In the present paper, the authors leveraged the GPT-3.5 model to improve text-based incident analysis that is sourced from OSHA’s SIR database. They developed an approach for analyzing major accident causes in highway construction by incorporating a novel NLP approach, clustering algorithms, dimensionality reduction, and LLM prompting incident narratives. The resulting cluster, coupled with cause identification and LLM summarization, highlighted the accident types, such as struck-by and heat-related injuries, as well as shared characteristics among incidents.

Using LLMs for narrative analysis surpassed conventional descriptive statistics by delving deeper into general trends in major accident categories. This leads to a better understanding of the causes and characteristics that might otherwise remain overlooked. Identifying accidents linked to specific factors, such as burns from heated materials or equipment, offered valuable insights for safety improvements.

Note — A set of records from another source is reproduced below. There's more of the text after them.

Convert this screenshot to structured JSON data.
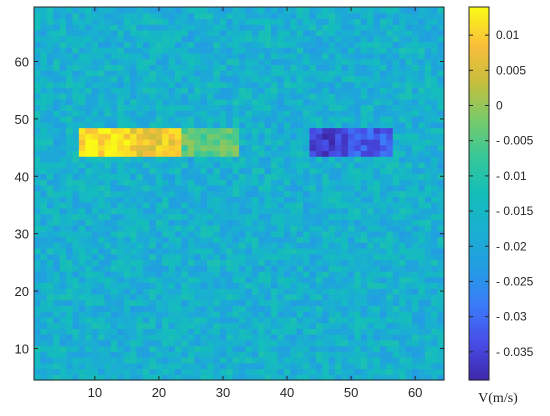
{
  "chart_data": {
    "type": "heatmap",
    "title": "",
    "xlabel": "",
    "ylabel": "",
    "xlim": [
      1,
      64
    ],
    "ylim": [
      5,
      69
    ],
    "x_ticks": [
      "10",
      "20",
      "30",
      "40",
      "50",
      "60"
    ],
    "x_tick_values": [
      10,
      20,
      30,
      40,
      50,
      60
    ],
    "y_ticks": [
      "10",
      "20",
      "30",
      "40",
      "50",
      "60"
    ],
    "y_tick_values": [
      10,
      20,
      30,
      40,
      50,
      60
    ],
    "grid": false,
    "colormap": "parula",
    "colorbar": {
      "label": "V(m/s)",
      "range": [
        -0.039,
        0.014
      ],
      "tick_values": [
        0.01,
        0.005,
        0,
        -0.005,
        -0.01,
        -0.015,
        -0.02,
        -0.025,
        -0.03,
        -0.035
      ],
      "tick_labels": [
        "0.01",
        "0.005",
        "0",
        "- 0.005",
        "- 0.01",
        "- 0.015",
        "- 0.02",
        "- 0.025",
        "- 0.03",
        "- 0.035"
      ]
    },
    "background_value": -0.017,
    "regions": [
      {
        "x_range": [
          8,
          16
        ],
        "y_range": [
          44,
          48
        ],
        "value": 0.012
      },
      {
        "x_range": [
          16,
          24
        ],
        "y_range": [
          44,
          48
        ],
        "value": 0.008
      },
      {
        "x_range": [
          24,
          33
        ],
        "y_range": [
          44,
          48
        ],
        "value": -0.004
      },
      {
        "x_range": [
          44,
          50
        ],
        "y_range": [
          44,
          48
        ],
        "value": -0.036
      },
      {
        "x_range": [
          50,
          57
        ],
        "y_range": [
          44,
          48
        ],
        "value": -0.032
      }
    ]
  }
}
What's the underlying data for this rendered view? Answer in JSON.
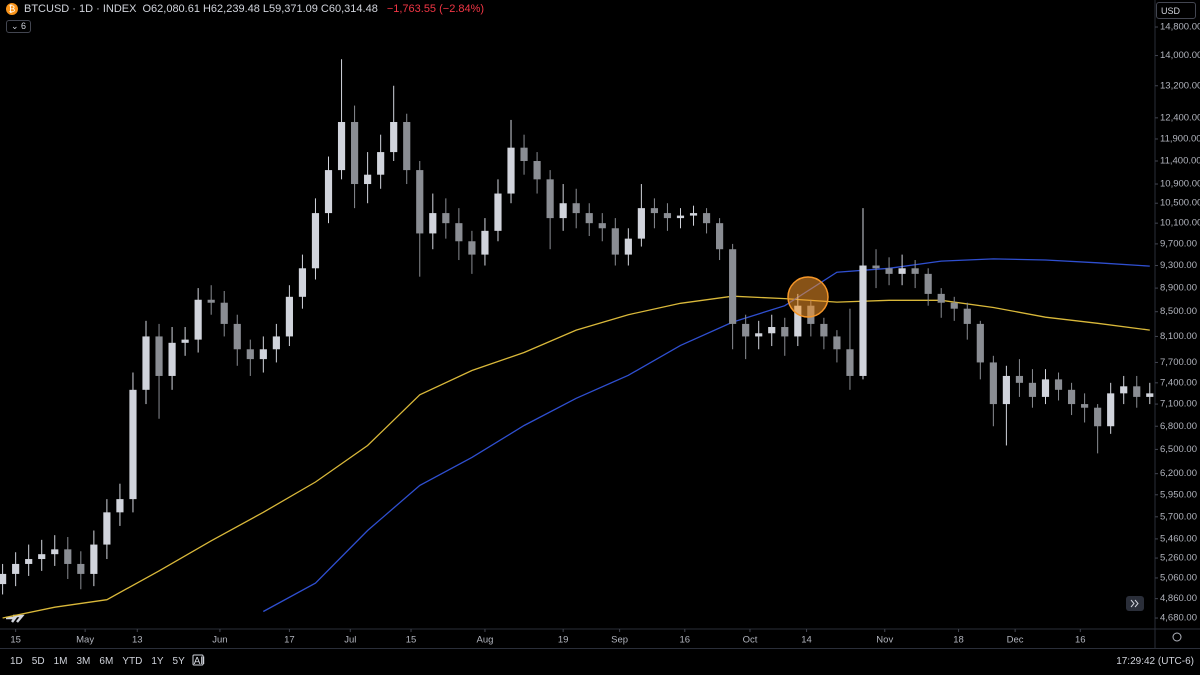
{
  "header": {
    "symbol": "BTCUSD · 1D · INDEX",
    "ohlc": [
      {
        "label": "O",
        "value": "62,080.61"
      },
      {
        "label": "H",
        "value": "62,239.48"
      },
      {
        "label": "L",
        "value": "59,371.09"
      },
      {
        "label": "C",
        "value": "60,314.48"
      }
    ],
    "change": "−1,763.55 (−2.84%)",
    "indicators": "6",
    "currency": "USD"
  },
  "chart_data": {
    "type": "candlestick",
    "open": [
      5000,
      5100,
      5200,
      5250,
      5300,
      5350,
      5200,
      5100,
      5400,
      5750,
      5900,
      7300,
      8100,
      7500,
      8000,
      8050,
      8700,
      8650,
      8300,
      7900,
      7750,
      7900,
      8100,
      8750,
      9250,
      10300,
      11200,
      12300,
      10900,
      11100,
      11600,
      12300,
      11200,
      9900,
      10300,
      10100,
      9750,
      9500,
      9950,
      10700,
      11700,
      11400,
      11000,
      10200,
      10500,
      10300,
      10100,
      10000,
      9500,
      9800,
      10400,
      10300,
      10200,
      10250,
      10300,
      10100,
      9600,
      8300,
      8100,
      8150,
      8250,
      8100,
      8600,
      8300,
      8100,
      7900,
      7500,
      9300,
      9250,
      9150,
      9250,
      9150,
      8800,
      8650,
      8550,
      8300,
      7700,
      7100,
      7500,
      7400,
      7200,
      7450,
      7300,
      7100,
      7050,
      6800,
      7250,
      7350,
      7200
    ],
    "high": [
      5200,
      5320,
      5400,
      5450,
      5500,
      5480,
      5330,
      5550,
      5900,
      6080,
      7550,
      8350,
      8300,
      8250,
      8250,
      8900,
      8950,
      8850,
      8450,
      8050,
      8100,
      8300,
      8950,
      9500,
      10600,
      11500,
      13900,
      12700,
      11600,
      12000,
      13200,
      12500,
      11400,
      10700,
      10600,
      10400,
      9950,
      10200,
      11000,
      12350,
      12000,
      11600,
      11200,
      10900,
      10800,
      10500,
      10300,
      10200,
      10000,
      10900,
      10600,
      10500,
      10400,
      10450,
      10400,
      10200,
      9700,
      8450,
      8350,
      8450,
      8400,
      8800,
      8700,
      8400,
      8200,
      8550,
      10400,
      9600,
      9450,
      9500,
      9400,
      9250,
      8900,
      8750,
      8650,
      8350,
      7800,
      7650,
      7750,
      7600,
      7600,
      7550,
      7400,
      7250,
      7100,
      7400,
      7500,
      7500,
      7400
    ],
    "low": [
      4900,
      4980,
      5080,
      5130,
      5180,
      5050,
      4950,
      4980,
      5250,
      5600,
      5750,
      7100,
      6900,
      7300,
      7800,
      7850,
      8450,
      8100,
      7650,
      7500,
      7550,
      7700,
      7950,
      8550,
      9050,
      10100,
      11000,
      10400,
      10500,
      10800,
      11400,
      10900,
      9100,
      9600,
      9800,
      9400,
      9150,
      9300,
      9750,
      10500,
      11100,
      10700,
      9600,
      9950,
      10000,
      9850,
      9750,
      9300,
      9300,
      9650,
      10000,
      9950,
      10000,
      10050,
      9900,
      9400,
      7900,
      7750,
      7900,
      7950,
      7800,
      7950,
      8100,
      7900,
      7700,
      7300,
      7450,
      8900,
      8950,
      8950,
      8900,
      8600,
      8400,
      8350,
      8050,
      7450,
      6800,
      6550,
      7200,
      7050,
      7100,
      7150,
      6950,
      6850,
      6450,
      6700,
      7100,
      7050,
      7100
    ],
    "close": [
      5100,
      5200,
      5250,
      5300,
      5350,
      5200,
      5100,
      5400,
      5750,
      5900,
      7300,
      8100,
      7500,
      8000,
      8050,
      8700,
      8650,
      8300,
      7900,
      7750,
      7900,
      8100,
      8750,
      9250,
      10300,
      11200,
      12300,
      10900,
      11100,
      11600,
      12300,
      11200,
      9900,
      10300,
      10100,
      9750,
      9500,
      9950,
      10700,
      11700,
      11400,
      11000,
      10200,
      10500,
      10300,
      10100,
      10000,
      9500,
      9800,
      10400,
      10300,
      10200,
      10250,
      10300,
      10100,
      9600,
      8300,
      8100,
      8150,
      8250,
      8100,
      8600,
      8300,
      8100,
      7900,
      7500,
      9300,
      9250,
      9150,
      9250,
      9150,
      8800,
      8650,
      8550,
      8300,
      7700,
      7100,
      7500,
      7400,
      7200,
      7450,
      7300,
      7100,
      7050,
      6800,
      7250,
      7350,
      7200,
      7250
    ],
    "up_color": "#d1d4dc",
    "down_color": "#8a8d93",
    "overlays": [
      {
        "type": "line",
        "color": "#d9b83a",
        "x": [
          0,
          4,
          8,
          12,
          16,
          20,
          24,
          28,
          32,
          36,
          40,
          44,
          48,
          52,
          56,
          60,
          64,
          68,
          72,
          76,
          80,
          84,
          88
        ],
        "values": [
          4680,
          4780,
          4850,
          5130,
          5440,
          5750,
          6100,
          6550,
          7230,
          7580,
          7850,
          8200,
          8450,
          8640,
          8760,
          8720,
          8660,
          8690,
          8690,
          8570,
          8410,
          8310,
          8200
        ]
      },
      {
        "type": "line",
        "color": "#2f4fd0",
        "x": [
          0,
          4,
          8,
          12,
          16,
          20,
          24,
          28,
          32,
          36,
          40,
          44,
          48,
          52,
          56,
          60,
          64,
          68,
          72,
          76,
          80,
          84,
          88
        ],
        "values": [
          null,
          null,
          null,
          null,
          null,
          4740,
          5010,
          5550,
          6060,
          6400,
          6810,
          7180,
          7510,
          7960,
          8330,
          8600,
          9180,
          9250,
          9380,
          9420,
          9400,
          9350,
          9290
        ]
      }
    ],
    "xlim": [
      -0.2,
      88.4
    ],
    "xticks": [
      {
        "value": 1,
        "label": "15"
      },
      {
        "value": 6.33,
        "label": "May"
      },
      {
        "value": 10.33,
        "label": "13"
      },
      {
        "value": 16.67,
        "label": "Jun"
      },
      {
        "value": 22,
        "label": "17"
      },
      {
        "value": 26.67,
        "label": "Jul"
      },
      {
        "value": 31.33,
        "label": "15"
      },
      {
        "value": 37,
        "label": "Aug"
      },
      {
        "value": 43,
        "label": "19"
      },
      {
        "value": 47.33,
        "label": "Sep"
      },
      {
        "value": 52.33,
        "label": "16"
      },
      {
        "value": 57.33,
        "label": "Oct"
      },
      {
        "value": 61.67,
        "label": "14"
      },
      {
        "value": 67.67,
        "label": "Nov"
      },
      {
        "value": 73.33,
        "label": "18"
      },
      {
        "value": 77.67,
        "label": "Dec"
      },
      {
        "value": 82.67,
        "label": "16"
      }
    ],
    "ylim": [
      4590,
      15600
    ],
    "log_scale": true,
    "grid": false,
    "yticks": [
      {
        "value": 14800,
        "label": "14,800.00"
      },
      {
        "value": 14000,
        "label": "14,000.00"
      },
      {
        "value": 13200,
        "label": "13,200.00"
      },
      {
        "value": 12400,
        "label": "12,400.00"
      },
      {
        "value": 11900,
        "label": "11,900.00"
      },
      {
        "value": 11400,
        "label": "11,400.00"
      },
      {
        "value": 10900,
        "label": "10,900.00"
      },
      {
        "value": 10500,
        "label": "10,500.00"
      },
      {
        "value": 10100,
        "label": "10,100.00"
      },
      {
        "value": 9700,
        "label": "9,700.00"
      },
      {
        "value": 9300,
        "label": "9,300.00"
      },
      {
        "value": 8900,
        "label": "8,900.00"
      },
      {
        "value": 8500,
        "label": "8,500.00"
      },
      {
        "value": 8100,
        "label": "8,100.00"
      },
      {
        "value": 7700,
        "label": "7,700.00"
      },
      {
        "value": 7400,
        "label": "7,400.00"
      },
      {
        "value": 7100,
        "label": "7,100.00"
      },
      {
        "value": 6800,
        "label": "6,800.00"
      },
      {
        "value": 6500,
        "label": "6,500.00"
      },
      {
        "value": 6200,
        "label": "6,200.00"
      },
      {
        "value": 5950,
        "label": "5,950.00"
      },
      {
        "value": 5700,
        "label": "5,700.00"
      },
      {
        "value": 5460,
        "label": "5,460.00"
      },
      {
        "value": 5260,
        "label": "5,260.00"
      },
      {
        "value": 5060,
        "label": "5,060.00"
      },
      {
        "value": 4860,
        "label": "4,860.00"
      },
      {
        "value": 4680,
        "label": "4,680.00"
      }
    ]
  },
  "footer": {
    "ranges": [
      "1D",
      "5D",
      "1M",
      "3M",
      "6M",
      "YTD",
      "1Y",
      "5Y",
      "All"
    ],
    "time": "17:29:42 (UTC-6)"
  }
}
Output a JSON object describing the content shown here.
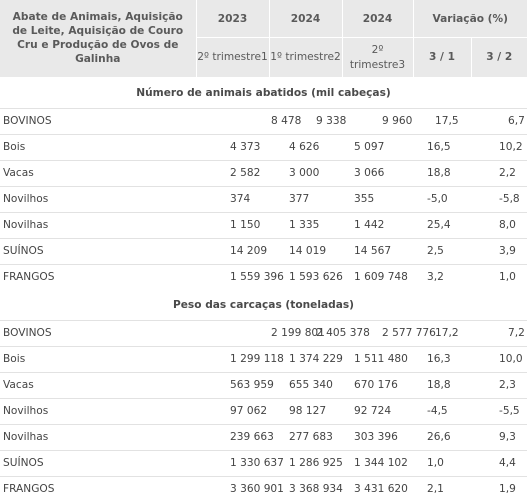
{
  "header": {
    "title": "Abate de Animais, Aquisição de Leite, Aquisição de Couro Cru e Produção de Ovos de Galinha",
    "years": [
      "2023",
      "2024",
      "2024"
    ],
    "variation": "Variação (%)",
    "periods": [
      "2º trimestre1",
      "1º trimestre2",
      "2º trimestre3"
    ],
    "ratios": [
      "3 / 1",
      "3 / 2"
    ]
  },
  "sections": [
    {
      "title": "Número de animais abatidos (mil cabeças)",
      "rows": [
        {
          "label": "BOVINOS",
          "values": [
            "8 478",
            "9 338",
            "9 960",
            "17,5",
            "6,7"
          ]
        },
        {
          "label": "Bois",
          "values": [
            "4 373",
            "4 626",
            "5 097",
            "16,5",
            "10,2"
          ]
        },
        {
          "label": "Vacas",
          "values": [
            "2 582",
            "3 000",
            "3 066",
            "18,8",
            "2,2"
          ]
        },
        {
          "label": "Novilhos",
          "values": [
            "374",
            "377",
            "355",
            "-5,0",
            "-5,8"
          ]
        },
        {
          "label": "Novilhas",
          "values": [
            "1 150",
            "1 335",
            "1 442",
            "25,4",
            "8,0"
          ]
        },
        {
          "label": "SUÍNOS",
          "values": [
            "14 209",
            "14 019",
            "14 567",
            "2,5",
            "3,9"
          ]
        },
        {
          "label": "FRANGOS",
          "values": [
            "1 559 396",
            "1 593 626",
            "1 609 748",
            "3,2",
            "1,0"
          ]
        }
      ]
    },
    {
      "title": "Peso das carcaças (toneladas)",
      "rows": [
        {
          "label": "BOVINOS",
          "values": [
            "2 199 801",
            "2 405 378",
            "2 577 776",
            "17,2",
            "7,2"
          ]
        },
        {
          "label": "Bois",
          "values": [
            "1 299 118",
            "1 374 229",
            "1 511 480",
            "16,3",
            "10,0"
          ]
        },
        {
          "label": "Vacas",
          "values": [
            "563 959",
            "655 340",
            "670 176",
            "18,8",
            "2,3"
          ]
        },
        {
          "label": "Novilhos",
          "values": [
            "97 062",
            "98 127",
            "92 724",
            "-4,5",
            "-5,5"
          ]
        },
        {
          "label": "Novilhas",
          "values": [
            "239 663",
            "277 683",
            "303 396",
            "26,6",
            "9,3"
          ]
        },
        {
          "label": "SUÍNOS",
          "values": [
            "1 330 637",
            "1 286 925",
            "1 344 102",
            "1,0",
            "4,4"
          ]
        },
        {
          "label": "FRANGOS",
          "values": [
            "3 360 901",
            "3 368 934",
            "3 431 620",
            "2,1",
            "1,9"
          ]
        }
      ]
    }
  ]
}
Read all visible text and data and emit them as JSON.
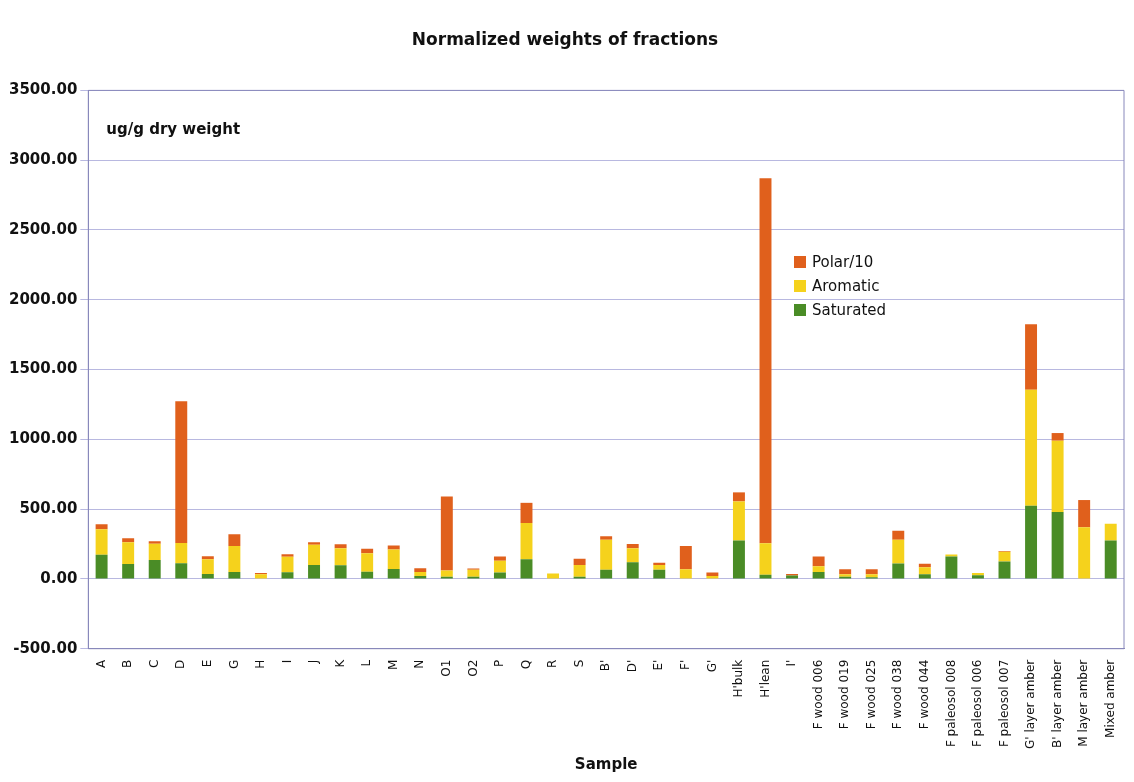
{
  "chart_data": {
    "type": "bar",
    "title": "Normalized weights of fractions",
    "xlabel": "Sample",
    "annotations": [
      "ug/g dry weight"
    ],
    "categories": [
      "A",
      "B",
      "C",
      "D",
      "E",
      "G",
      "H",
      "I",
      "J",
      "K",
      "L",
      "M",
      "N",
      "O1",
      "O2",
      "P",
      "Q",
      "R",
      "S",
      "B'",
      "D'",
      "E'",
      "F'",
      "G'",
      "H'bulk",
      "H'lean",
      "I'",
      "F wood 006",
      "F wood 019",
      "F wood 025",
      "F wood 038",
      "F wood 044",
      "F paleosol 008",
      "F paleosol 006",
      "F paleosol 007",
      "G' layer amber",
      "B' layer amber",
      "M layer amber",
      "Mixed amber"
    ],
    "stacked": true,
    "series": [
      {
        "name": "Saturated",
        "color": "#4a8c26",
        "values": [
          173,
          107,
          136,
          113,
          36,
          49,
          null,
          47,
          100,
          98,
          51,
          71,
          20,
          15,
          15,
          45,
          140,
          0,
          15,
          65,
          120,
          65,
          null,
          null,
          275,
          30,
          25,
          50,
          16,
          11,
          110,
          33,
          160,
          27,
          125,
          525,
          480,
          0,
          275
        ]
      },
      {
        "name": "Aromatic",
        "color": "#f5d21c",
        "values": [
          183,
          156,
          115,
          145,
          104,
          187,
          33,
          111,
          145,
          122,
          132,
          140,
          29,
          45,
          50,
          85,
          260,
          38,
          85,
          215,
          100,
          35,
          70,
          20,
          280,
          225,
          null,
          40,
          17,
          22,
          170,
          50,
          15,
          15,
          70,
          830,
          510,
          370,
          120
        ]
      },
      {
        "name": "Polar/10",
        "color": "#e0601c",
        "values": [
          35,
          28,
          18,
          1015,
          23,
          84,
          9,
          18,
          18,
          29,
          33,
          29,
          27,
          530,
          10,
          30,
          145,
          0,
          45,
          25,
          30,
          15,
          165,
          25,
          65,
          2615,
          10,
          70,
          36,
          36,
          65,
          25,
          0,
          0,
          5,
          470,
          55,
          195,
          0
        ]
      }
    ],
    "ylim": [
      -500,
      3500
    ],
    "yticks": [
      {
        "value": -500,
        "label": "-500.00"
      },
      {
        "value": 0,
        "label": "0.00"
      },
      {
        "value": 500,
        "label": "500.00"
      },
      {
        "value": 1000,
        "label": "1000.00"
      },
      {
        "value": 1500,
        "label": "1500.00"
      },
      {
        "value": 2000,
        "label": "2000.00"
      },
      {
        "value": 2500,
        "label": "2500.00"
      },
      {
        "value": 3000,
        "label": "3000.00"
      },
      {
        "value": 3500,
        "label": "3500.00"
      }
    ],
    "grid": "y",
    "legend": "right"
  }
}
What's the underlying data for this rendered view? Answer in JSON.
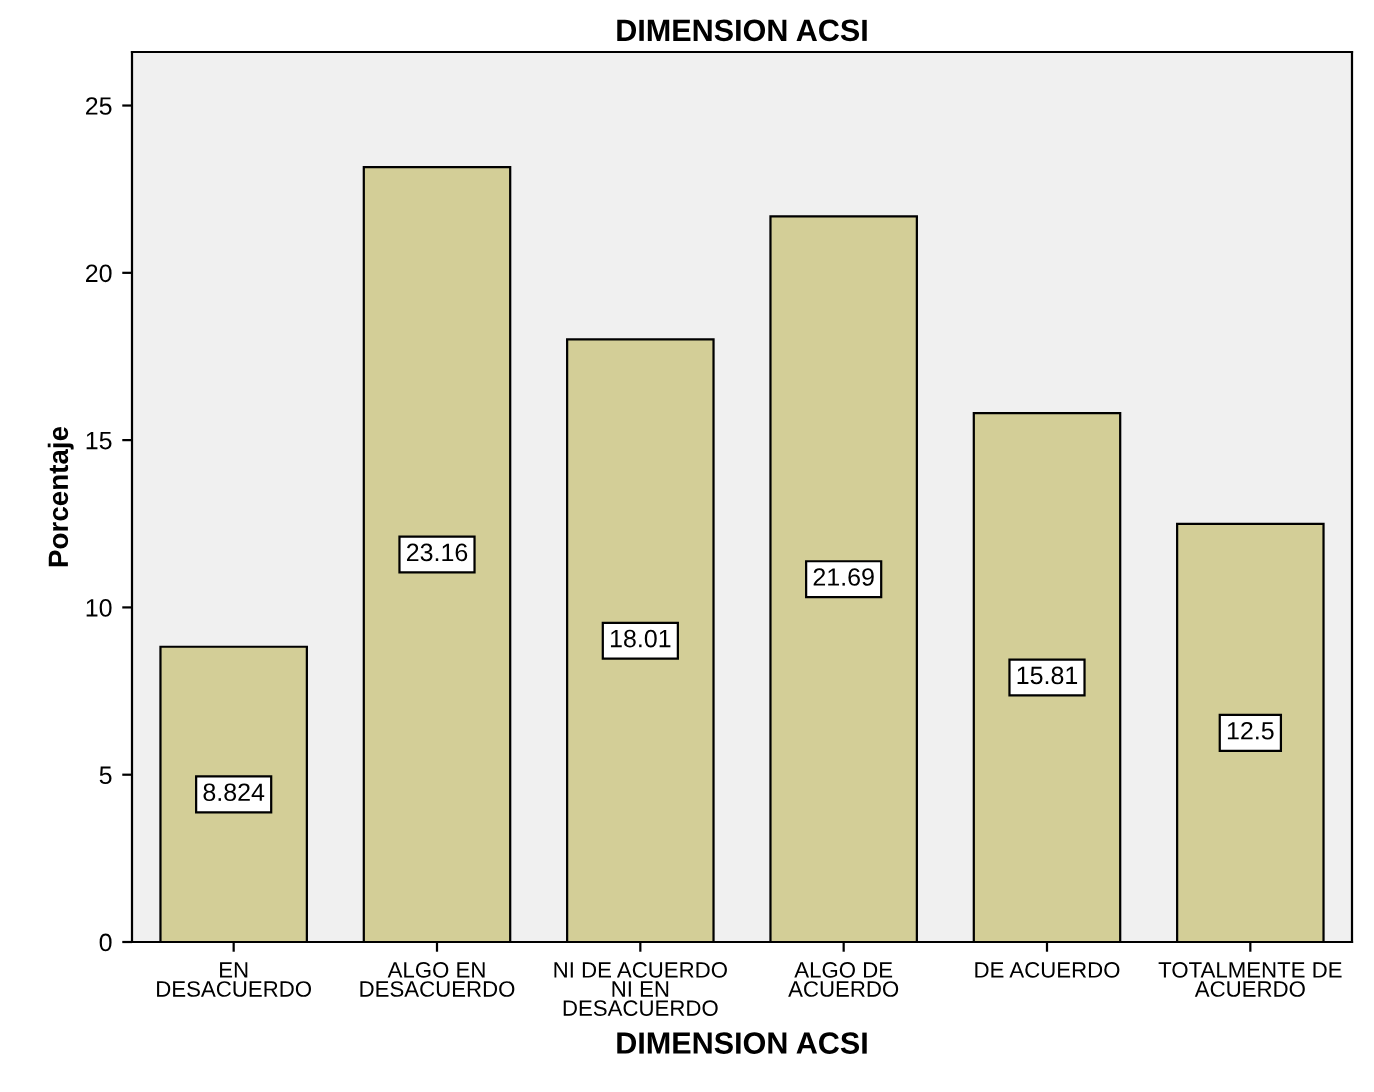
{
  "chart_data": {
    "type": "bar",
    "title": "DIMENSION ACSI",
    "xlabel": "DIMENSION ACSI",
    "ylabel": "Porcentaje",
    "categories": [
      "EN\nDESACUERDO",
      "ALGO EN\nDESACUERDO",
      "NI DE ACUERDO\nNI EN\nDESACUERDO",
      "ALGO DE\nACUERDO",
      "DE ACUERDO",
      "TOTALMENTE DE\nACUERDO"
    ],
    "values": [
      8.824,
      23.16,
      18.01,
      21.69,
      15.81,
      12.5
    ],
    "color": "#d3ce97",
    "ylim": [
      0,
      26.6
    ],
    "yticks": [
      0,
      5,
      10,
      15,
      20,
      25
    ],
    "data_labels": true,
    "grid": false
  }
}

The study applied the K-means clustering algorithm to categorize incidents based on the similarity of their embedding vectors, calculated using the text-embedding-ada-model. The optimal number of clusters obtained through the elbow technique and visual examination of t-SNE plots was six. These clusters were subsequently summarized and classified using GPT-3.5, which generated concise and informative summaries of the incidents and identified the top three causes for each cluster.

Research Findings

The outcomes of the summaries and causes revealed the following patterns:

• Cluster 1 (Vehicle struck-by accidents): Workers were hit by trucks, cars, or other vehicles in work zones or on highways due to factors such as lack of traffic control, poor visibility, and driver negligence.
• Cluster 2 (Contact with objects incidents): Workers were injured by slipping or swinging objects such as tools, pipes, or wires, often due to factors such as lack of proper equipment maintenance, inspection, and training, as well as worker fatigue and distraction.
• Cluster 3 (Heat-related incidents): Workers suffered from heat exhaustion, heat stroke, or dehydration due to high temperatures and humidity, often because of factors such as lack of hydration, rest, and shade, and inadequate heat stress prevention programs and policies.
• Cluster 4 (Fall-related incidents): Workers fell from heights such as bridges, scaffolds, or ladders, or tripped over obstacles or uneven surfaces, often due to factors such as lack of fall protection, guardrails, warning signs, unsafe work practices, and conditions.
• Cluster 5 (Burn-related incidents): Workers were burned by hot materials or electrical equipment, often due to factors such as lack of personal protective equipment (PPE), fire extinguishers, and first aid kits, and improper handling and storage of flammable materials and equipment.
• Cluster 6 (Upper limb injuries): Workers suffered from amputations, fractures, or lacerations of fingers, hands, arms, or shoulders, often due to factors such as contact with powered saws, drills, or cutting tools, pinch points, rotating parts, or sharp edges of equipment or materials.

The paper demonstrated the potential of AI and LLM technology in data-driven analysis of highway construction safety incidents. By efficiently processing textual data and providing insightful analysis, the study promoted practical implications for safety professionals and the development of more effective accident prevention and intervention strategies within the industry. The outcomes derived from this approach could be pivotal in enhancing safety practices within the transportation industry.

Conclusion

In summary, the LLM-based novel approach is effective and efficient for the thorough analysis of textual narratives found in an injury report database. Leveraging existing LLMs, such as GPT-3.5, significantly enhanced data-driven analysis of accidents. The model's capability to understand and generate human-like text enabled a complementary analysis to traditional descriptive statistics, emphasizing incident narratives, accident reports, and related textual data.

The researchers acknowledged the limitations and challenges, including data scope, model performance, ethical considerations, and quality control. They suggested expanding data sources, fine-tuning LLMs, and addressing ethical guidelines for future research.